Good God. I have every email entering or leaving my account archived for the last five years. They all get backed up when our network backs up, too (I believe every night). And this all happens without me having to do a damn thing other than drop an email into the archive folder when I'm done with it (actually easier than "deleting" it).
The big problem of archiving multi-millions of e-mails is not saving them, but retrieving them. I can see a format change screwing things up big time--especially in an IT-challenged climate like the White House. Essentially, the identifying information for each message has to be stored into a database, and it's not difficult to believe that an archive partly in Notes and partly in Outlook would be a freakin' mess.

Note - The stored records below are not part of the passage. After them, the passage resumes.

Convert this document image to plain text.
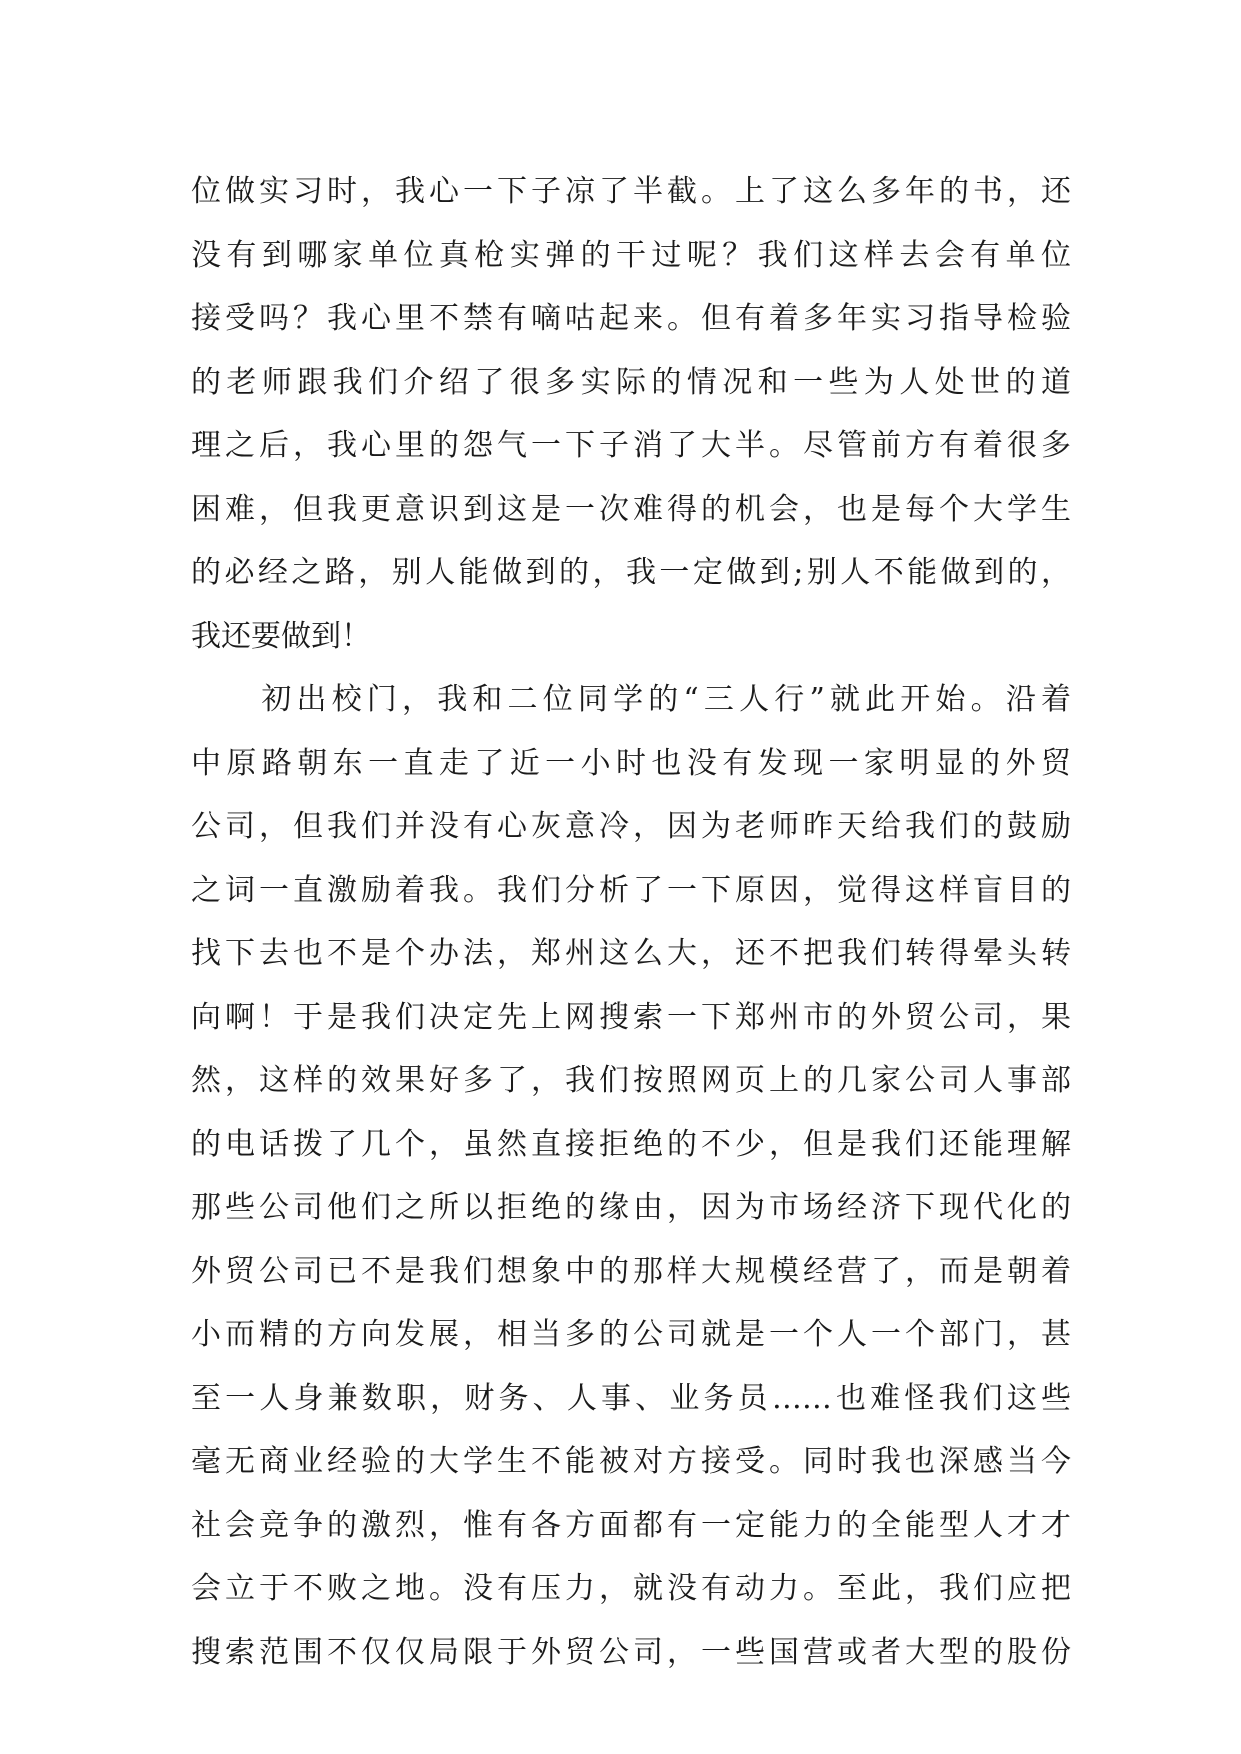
位做实习时，我心一下子凉了半截。上了这么多年的书，还
没有到哪家单位真枪实弹的干过呢？我们这样去会有单位
接受吗？我心里不禁有嘀咕起来。但有着多年实习指导检验
的老师跟我们介绍了很多实际的情况和一些为人处世的道
理之后，我心里的怨气一下子消了大半。尽管前方有着很多
困难，但我更意识到这是一次难得的机会，也是每个大学生
的必经之路，别人能做到的，我一定做到;别人不能做到的，
我还要做到！
　　初出校门，我和二位同学的“三人行”就此开始。沿着
中原路朝东一直走了近一小时也没有发现一家明显的外贸
公司，但我们并没有心灰意冷，因为老师昨天给我们的鼓励
之词一直激励着我。我们分析了一下原因，觉得这样盲目的
找下去也不是个办法，郑州这么大，还不把我们转得晕头转
向啊！于是我们决定先上网搜索一下郑州市的外贸公司，果
然，这样的效果好多了，我们按照网页上的几家公司人事部
的电话拨了几个，虽然直接拒绝的不少，但是我们还能理解
那些公司他们之所以拒绝的缘由，因为市场经济下现代化的
外贸公司已不是我们想象中的那样大规模经营了，而是朝着
小而精的方向发展，相当多的公司就是一个人一个部门，甚
至一人身兼数职，财务、人事、业务员……也难怪我们这些
毫无商业经验的大学生不能被对方接受。同时我也深感当今
社会竞争的激烈，惟有各方面都有一定能力的全能型人才才
会立于不败之地。没有压力，就没有动力。至此，我们应把
搜索范围不仅仅局限于外贸公司，一些国营或者大型的股份
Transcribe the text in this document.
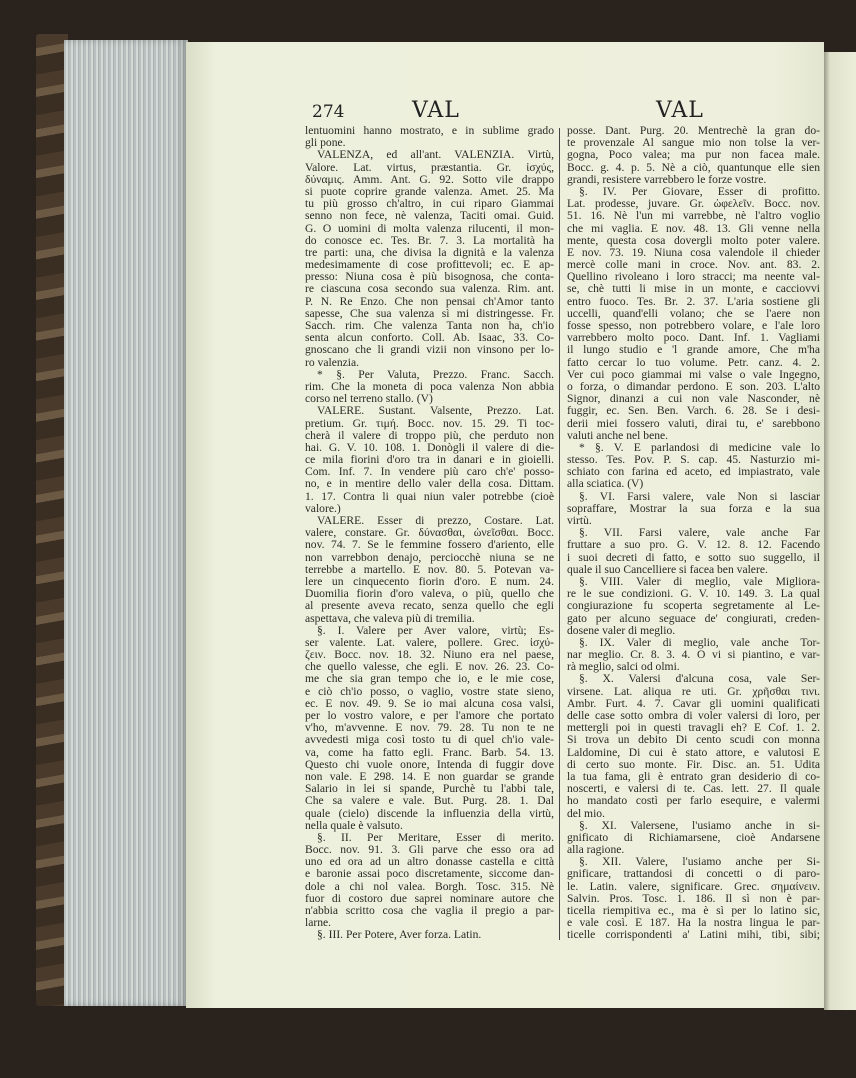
274	VAL	VAL
lentuomini hanno mostrato, e in sublime grado
gli pone.
VALENZA, ed all'ant. VALENZIA. Virtù,
Valore. Lat. virtus, præstantia. Gr. ἰσχύς,
δύναμις. Amm. Ant. G. 92. Sotto vile drappo
si puote coprire grande valenza. Amet. 25. Ma
tu più grosso ch'altro, in cui riparo Giammai
senno non fece, nè valenza, Taciti omai. Guid.
G. O uomini di molta valenza rilucenti, il mon-
do conosce ec. Tes. Br. 7. 3. La mortalità ha
tre parti: una, che divisa la dignità e la valenza
medesimamente di cose profittevoli; ec. E ap-
presso: Niuna cosa è più bisognosa, che conta-
re ciascuna cosa secondo sua valenza. Rim. ant.
P. N. Re Enzo. Che non pensai ch'Amor tanto
sapesse, Che sua valenza sì mi distringesse. Fr.
Sacch. rim. Che valenza Tanta non ha, ch'io
senta alcun conforto. Coll. Ab. Isaac, 33. Co-
gnoscano che li grandi vizii non vinsono per lo-
ro valenzia.
* §. Per Valuta, Prezzo. Franc. Sacch.
rim. Che la moneta di poca valenza Non abbia
corso nel terreno stallo. (V)
VALERE. Sustant. Valsente, Prezzo. Lat.
pretium. Gr. τιμή. Bocc. nov. 15. 29. Ti toc-
cherà il valere di troppo più, che perduto non
hai. G. V. 10. 108. 1. Donògli il valere di die-
ce mila fiorini d'oro tra in danari e in gioielli.
Com. Inf. 7. In vendere più caro ch'e' posso-
no, e in mentire dello valer della cosa. Dittam.
1. 17. Contra li quai niun valer potrebbe (cioè
valore.)
VALERE. Esser di prezzo, Costare. Lat.
valere, constare. Gr. δύνασθαι, ὠνεῖσθαι. Bocc.
nov. 74. 7. Se le femmine fossero d'ariento, elle
non varrebbon denajo, perciocchè niuna se ne
terrebbe a martello. E nov. 80. 5. Potevan va-
lere un cinquecento fiorin d'oro. E num. 24.
Duomilia fiorin d'oro valeva, o più, quello che
al presente aveva recato, senza quello che egli
aspettava, che valeva più di tremilia.
§. I. Valere per Aver valore, virtù; Es-
ser valente. Lat. valere, pollere. Grec. ἰσχύ-
ζειν. Bocc. nov. 18. 32. Niuno era nel paese,
che quello valesse, che egli. E nov. 26. 23. Co-
me che sia gran tempo che io, e le mie cose,
e ciò ch'io posso, o vaglio, vostre state sieno,
ec. E nov. 49. 9. Se io mai alcuna cosa valsi,
per lo vostro valore, e per l'amore che portato
v'ho, m'avvenne. E nov. 79. 28. Tu non te ne
avvedesti miga così tosto tu di quel ch'io vale-
va, come ha fatto egli. Franc. Barb. 54. 13.
Questo chi vuole onore, Intenda di fuggir dove
non vale. E 298. 14. E non guardar se grande
Salario in lei si spande, Purchè tu l'abbi tale,
Che sa valere e vale. But. Purg. 28. 1. Dal
quale (cielo) discende la influenzia della virtù,
nella quale è valsuto.
§. II. Per Meritare, Esser di merito.
Bocc. nov. 91. 3. Gli parve che esso ora ad
uno ed ora ad un altro donasse castella e città
e baronie assai poco discretamente, siccome dan-
dole a chi nol valea. Borgh. Tosc. 315. Nè
fuor di costoro due saprei nominare autore che
n'abbia scritto cosa che vaglia il pregio a par-
larne.
§. III. Per Potere, Aver forza. Latin.
posse. Dant. Purg. 20. Mentrechè la gran do-
te provenzale Al sangue mio non tolse la ver-
gogna, Poco valea; ma pur non facea male.
Bocc. g. 4. p. 5. Nè a ciò, quantunque elle sien
grandi, resistere varrebbero le forze vostre.
§. IV. Per Giovare, Esser di profitto.
Lat. prodesse, juvare. Gr. ὠφελεῖν. Bocc. nov.
51. 16. Nè l'un mi varrebbe, nè l'altro voglio
che mi vaglia. E nov. 48. 13. Gli venne nella
mente, questa cosa dovergli molto poter valere.
E nov. 73. 19. Niuna cosa valendole il chieder
mercè colle mani in croce. Nov. ant. 83. 2.
Quellino rivoleano i loro stracci; ma neente val-
se, chè tutti li mise in un monte, e cacciovvi
entro fuoco. Tes. Br. 2. 37. L'aria sostiene gli
uccelli, quand'elli volano; che se l'aere non
fosse spesso, non potrebbero volare, e l'ale loro
varrebbero molto poco. Dant. Inf. 1. Vagliami
il lungo studio e 'l grande amore, Che m'ha
fatto cercar lo tuo volume. Petr. canz. 4. 2.
Ver cui poco giammai mi valse o vale Ingegno,
o forza, o dimandar perdono. E son. 203. L'alto
Signor, dinanzi a cui non vale Nasconder, nè
fuggir, ec. Sen. Ben. Varch. 6. 28. Se i desi-
derii miei fossero valuti, dirai tu, e' sarebbono
valuti anche nel bene.
* §. V. E parlandosi di medicine vale lo
stesso. Tes. Pov. P. S. cap. 45. Nasturzio mi-
schiato con farina ed aceto, ed impiastrato, vale
alla sciatica. (V)
§. VI. Farsi valere, vale Non si lasciar
sopraffare, Mostrar la sua forza e la sua
virtù.
§. VII. Farsi valere, vale anche Far
fruttare a suo pro. G. V. 12. 8. 12. Facendo
i suoi decreti di fatto, e sotto suo suggello, il
quale il suo Cancelliere si facea ben valere.
§. VIII. Valer di meglio, vale Migliora-
re le sue condizioni. G. V. 10. 149. 3. La qual
congiurazione fu scoperta segretamente al Le-
gato per alcuno seguace de' congiurati, creden-
dosene valer di meglio.
§. IX. Valer di meglio, vale anche Tor-
nar meglio. Cr. 8. 3. 4. O vi si piantino, e var-
rà meglio, salci od olmi.
§. X. Valersi d'alcuna cosa, vale Ser-
virsene. Lat. aliqua re uti. Gr. χρῆσθαι τινι.
Ambr. Furt. 4. 7. Cavar gli uomini qualificati
delle case sotto ombra di voler valersi di loro, per
mettergli poi in questi travagli eh? E Cof. 1. 2.
Si trova un debito Di cento scudi con monna
Laldomine, Di cui è stato attore, e valutosi E
di certo suo monte. Fir. Disc. an. 51. Udita
la tua fama, gli è entrato gran desiderio di co-
noscerti, e valersi di te. Cas. lett. 27. Il quale
ho mandato costì per farlo esequire, e valermi
del mio.
§. XI. Valersene, l'usiamo anche in si-
gnificato di Richiamarsene, cioè Andarsene
alla ragione.
§. XII. Valere, l'usiamo anche per Si-
gnificare, trattandosi di concetti o di paro-
le. Latin. valere, significare. Grec. σημαίνειν.
Salvin. Pros. Tosc. 1. 186. Il sì non è par-
ticella riempitiva ec., ma è sì per lo latino sic,
e vale così. E 187. Ha la nostra lingua le par-
ticelle corrispondenti a' Latini mihi, tibi, sibi;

I don't know if it's still ongoing, but there is a big federal employment discrimination case in New York that delved deeply into this question in the context of pretrial discovery. The employer (UBS Warburg, I believe) was complaining about the enormous cost and time involved in retrieving the relative handful of relevant e-mail messages and was trying to stick the former employee with the cost of having experts retrieve them.
I'm not saying that the White House is blameless, but I doubt we're dealing with a Nixon Tapes issue here.
Evil or Stupid? Stupid or Evil? It's amazing how you can never quite tell.
I SOOOOO want to see Bush and other key members of his administration put on trial.
And you wonder why their emails get lost?